I have some BAM files where the reads are phased, such that each read belongs to haplotype 1 or 2 (or NA if the read isn't phased). Next I call variants in these BAMs, and obtain an unphased VCF. The question is: is there a method, algorithm, software, anything, that allows me to phase the variants in the VCF based on the phasing information in the BAM?
My explanation above probably wasn't clear enough. I don't want to phase the BAM, the BAM is already phased. I basically want to use the phasing in the BAM to infer the phasing of the VCF.

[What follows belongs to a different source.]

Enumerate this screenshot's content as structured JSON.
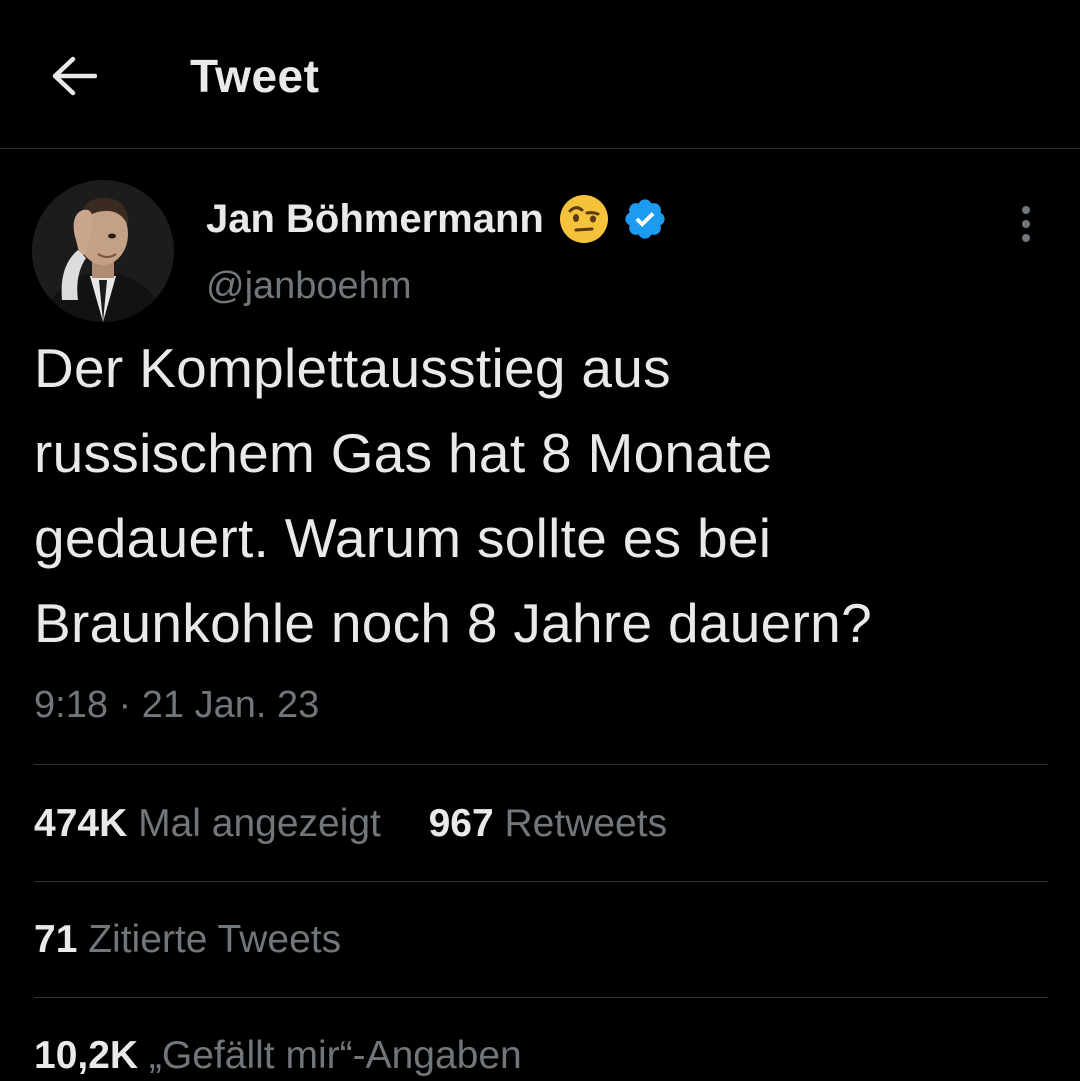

The BAM is phased using a linked-read technology from 10x Genomics. Basically, DNA fragments are barcoded such that two reads that have the same barcode are close together, and this gives the information to, among other things, phase the data.
@Vitis answer actually solves my problem, although it isn't exactly what I was looking for initially.
With WhatsHap, you can phase a VCF by providing a BAM file and optionally a phased VCF file. WhatsHap will phase the input VCF with read-backed phasing and use haplotypes defined in the phased VCF as well. So what I will do is actually phase my VCF based on a different already phased VCF of the same sample.
If you do have the problem I posed originally, and don't have a phased VCF, I think there is a potential work-around. If you can extract haplotypes, or phase-blocks, from your phased BAM, you could write them to a BAM as fictitious reads, and have WhatsHap phase your input VCF based on that.